Menurut temuan baru, 46 persen dari 8.775 rumah tangga yang disurvei menganggap potensi penggunaan di masa depan sebagai alasan utama untuk menimbun peralatan listrik dan elektronik kecil. Sebanyak 15 persen lainnya menimbun gawai mereka dengan tujuan untuk menjual atau memberikannya, sementara 13 persen menyimpannya karena ”nilai sentimental”.
KOMPAS/HENDRA A SETYAWAN
Bangkai televisi teronggok di bawah pohon bambu sebagai limbah elektronik dari sebuah tempat reparasi televisi di kawasan Pondok Cabe, Tangerang Selatan, Banten, Jumat (24/6/2022). Menurut hasil studi Aulia Qisthi, kandidat doktor University of Technology Melbourne, yang terbit di Journal of Cleaner Production, potensi ekonomi daur ulang sampah elektronik di Indonesia mencapai 1,8 miliar dollar AS. Pengelolaan ini juga mereduksi 1.400 ton emisi karbon.
Tantangan sosial
”Orang cenderung tidak menyadari bahwa semua barang yang tampaknya tidak penting ini memiliki banyak nilai, dan bersama-sama di tingkat global mewakili volume yang sangat besar,” kata Pascal Leroy.
”Tapi, e-waste tidak akan pernah dikumpulkan secara sukarela karena biayanya yang mahal. Itu sebabnya, undang-undang sangat penting,” tambahnya.
Bulan ini, parlemen Uni Eropa mengesahkan undang-undang baru yang mengharuskan USB-C menjadi standar pengisi daya tunggal untuk semua ponsel cerdas, tablet, dan kamera baru mulai akhir 2024.
Langkah ini diharapkan menghasilkan penghematan tahunan setidaknya 195 juta dollar AS dan memotong lebih dari 1.000 metrik ton limbah elektronik Uni Eropa setiap tahun.

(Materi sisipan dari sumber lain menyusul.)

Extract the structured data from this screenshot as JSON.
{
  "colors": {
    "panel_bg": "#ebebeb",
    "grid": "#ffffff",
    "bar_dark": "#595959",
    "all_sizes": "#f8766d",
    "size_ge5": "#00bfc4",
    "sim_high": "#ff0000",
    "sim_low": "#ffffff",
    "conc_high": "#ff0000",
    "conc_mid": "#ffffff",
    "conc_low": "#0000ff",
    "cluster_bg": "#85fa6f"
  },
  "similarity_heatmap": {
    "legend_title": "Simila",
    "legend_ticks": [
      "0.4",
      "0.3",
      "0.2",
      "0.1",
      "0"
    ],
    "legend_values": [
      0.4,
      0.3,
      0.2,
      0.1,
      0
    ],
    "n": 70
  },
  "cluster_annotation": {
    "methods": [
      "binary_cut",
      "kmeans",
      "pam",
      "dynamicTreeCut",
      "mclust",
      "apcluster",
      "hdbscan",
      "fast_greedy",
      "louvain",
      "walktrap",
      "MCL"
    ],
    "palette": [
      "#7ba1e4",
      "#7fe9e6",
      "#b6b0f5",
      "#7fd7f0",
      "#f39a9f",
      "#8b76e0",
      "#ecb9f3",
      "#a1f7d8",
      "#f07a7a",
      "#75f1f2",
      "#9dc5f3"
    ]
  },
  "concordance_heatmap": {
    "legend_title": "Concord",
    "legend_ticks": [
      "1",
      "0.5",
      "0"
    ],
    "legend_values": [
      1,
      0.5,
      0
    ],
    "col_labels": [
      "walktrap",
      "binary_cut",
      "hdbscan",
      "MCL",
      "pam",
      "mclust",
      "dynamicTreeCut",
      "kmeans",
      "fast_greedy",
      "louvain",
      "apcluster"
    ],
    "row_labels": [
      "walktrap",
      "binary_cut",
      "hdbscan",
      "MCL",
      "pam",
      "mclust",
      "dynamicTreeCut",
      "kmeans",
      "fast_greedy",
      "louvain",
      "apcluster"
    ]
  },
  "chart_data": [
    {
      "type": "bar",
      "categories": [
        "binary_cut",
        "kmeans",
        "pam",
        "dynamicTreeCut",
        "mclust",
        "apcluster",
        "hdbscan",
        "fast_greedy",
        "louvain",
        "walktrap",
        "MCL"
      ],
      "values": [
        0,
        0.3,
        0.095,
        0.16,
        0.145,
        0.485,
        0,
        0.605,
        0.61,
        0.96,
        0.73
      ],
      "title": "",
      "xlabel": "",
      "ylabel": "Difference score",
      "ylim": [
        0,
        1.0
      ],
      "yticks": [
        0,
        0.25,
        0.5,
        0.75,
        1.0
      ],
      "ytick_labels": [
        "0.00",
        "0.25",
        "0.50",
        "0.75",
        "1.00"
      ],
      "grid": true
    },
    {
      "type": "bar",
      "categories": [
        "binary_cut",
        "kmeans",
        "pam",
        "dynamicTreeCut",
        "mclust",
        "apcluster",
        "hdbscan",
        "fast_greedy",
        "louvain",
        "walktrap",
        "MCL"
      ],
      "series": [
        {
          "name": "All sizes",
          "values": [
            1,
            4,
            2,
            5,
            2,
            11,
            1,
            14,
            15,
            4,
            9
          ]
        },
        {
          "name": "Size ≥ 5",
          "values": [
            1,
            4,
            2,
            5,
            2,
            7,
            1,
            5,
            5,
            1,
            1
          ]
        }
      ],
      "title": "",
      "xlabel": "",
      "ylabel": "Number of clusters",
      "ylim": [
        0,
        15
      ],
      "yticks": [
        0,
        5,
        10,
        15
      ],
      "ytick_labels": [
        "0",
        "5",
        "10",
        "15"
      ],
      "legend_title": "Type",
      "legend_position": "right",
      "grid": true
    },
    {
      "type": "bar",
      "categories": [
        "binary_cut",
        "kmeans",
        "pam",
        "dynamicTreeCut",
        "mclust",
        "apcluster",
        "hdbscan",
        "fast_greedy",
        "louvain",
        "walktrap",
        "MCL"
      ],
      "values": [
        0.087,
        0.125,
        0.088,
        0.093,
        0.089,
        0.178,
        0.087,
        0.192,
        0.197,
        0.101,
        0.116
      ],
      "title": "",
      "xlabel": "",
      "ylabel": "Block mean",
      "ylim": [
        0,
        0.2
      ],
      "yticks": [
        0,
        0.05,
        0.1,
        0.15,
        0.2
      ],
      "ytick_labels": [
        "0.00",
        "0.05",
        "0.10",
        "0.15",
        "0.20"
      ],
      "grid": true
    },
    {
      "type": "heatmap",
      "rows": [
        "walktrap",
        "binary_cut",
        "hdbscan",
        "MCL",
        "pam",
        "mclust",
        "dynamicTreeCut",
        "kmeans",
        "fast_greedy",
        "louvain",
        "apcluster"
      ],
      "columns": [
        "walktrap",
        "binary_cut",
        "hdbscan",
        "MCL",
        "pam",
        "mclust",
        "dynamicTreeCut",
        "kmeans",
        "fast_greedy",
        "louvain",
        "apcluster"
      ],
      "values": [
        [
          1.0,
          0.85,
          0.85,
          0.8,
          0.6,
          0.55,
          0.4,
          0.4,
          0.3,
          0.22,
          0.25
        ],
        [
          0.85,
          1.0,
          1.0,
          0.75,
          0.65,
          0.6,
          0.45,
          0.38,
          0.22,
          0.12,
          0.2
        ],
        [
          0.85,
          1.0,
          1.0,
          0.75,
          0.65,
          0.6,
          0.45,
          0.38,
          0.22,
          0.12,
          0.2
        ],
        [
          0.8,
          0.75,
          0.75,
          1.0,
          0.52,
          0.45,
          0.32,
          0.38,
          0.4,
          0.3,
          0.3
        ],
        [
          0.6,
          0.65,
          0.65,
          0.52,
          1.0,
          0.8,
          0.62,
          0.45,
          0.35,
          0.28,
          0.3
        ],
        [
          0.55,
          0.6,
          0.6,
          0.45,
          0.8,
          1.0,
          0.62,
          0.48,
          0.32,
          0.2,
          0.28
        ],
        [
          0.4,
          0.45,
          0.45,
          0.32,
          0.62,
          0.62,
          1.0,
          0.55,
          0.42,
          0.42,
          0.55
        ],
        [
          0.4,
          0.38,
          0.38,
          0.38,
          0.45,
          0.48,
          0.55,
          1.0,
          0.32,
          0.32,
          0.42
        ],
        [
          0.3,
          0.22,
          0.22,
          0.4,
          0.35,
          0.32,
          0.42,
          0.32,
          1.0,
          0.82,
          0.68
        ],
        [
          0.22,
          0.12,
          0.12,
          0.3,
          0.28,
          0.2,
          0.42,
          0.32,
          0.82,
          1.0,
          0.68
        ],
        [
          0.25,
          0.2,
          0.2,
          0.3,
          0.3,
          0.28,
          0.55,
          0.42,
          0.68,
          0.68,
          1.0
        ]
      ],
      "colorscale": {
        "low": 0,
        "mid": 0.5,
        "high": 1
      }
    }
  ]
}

Menurut Kees Balde, spesialis ilmiah senior di Institut Pelatihan dan Penelitian Perserikatan Bangsa-Bangsa (UNITAR), undang-undang di Eropa telah mendorong tingkat pengumpulan limbah elektronik yang lebih tinggi di wilayah tersebut dibandingkan dengan bagian lain dunia.
”Di tingkat Eropa, 50-55 persen limbah elektronik dikumpulkan atau didaur ulang,” kata Balde kepada AFP. Di negara-negara berpenghasilan rendah, Balde memperkirakan ada penurunan hingga di bawah 5 persen dan terkadang bahkan sampai di bawah 1 persen.
Pada saat yang sama, ribuan ton limbah elektronik dikirim dari negara-negara kaya—termasuk anggota Uni Eropa—ke negara-negara berkembang setiap tahun, menambah beban daur ulang mereka.
Di pihak penerima, sarana keuangan sering kali kurang untuk menangani limbah elektronik dengan aman: zat berbahaya seperti merkuri dan plastik dapat mencemari tanah, mencemari air, dan memasuki rantai makanan, seperti yang terjadi di dekat tempat pembuangan limbah elektronik di Ghana.
Penelitian yang dilakukan di negara Afrika Barat pada tahun 2019 oleh IPEN dan Basel Action Network mengungkapkan, tingkat dioksin terklorinasi dalam telur ayam yang diletakkan di dekat tempat pembuangan Agbogbloshie, dekat pusat Accra, Ghana, 220 kali lebih tinggi daripada tingkat yang diizinkan di Eropa.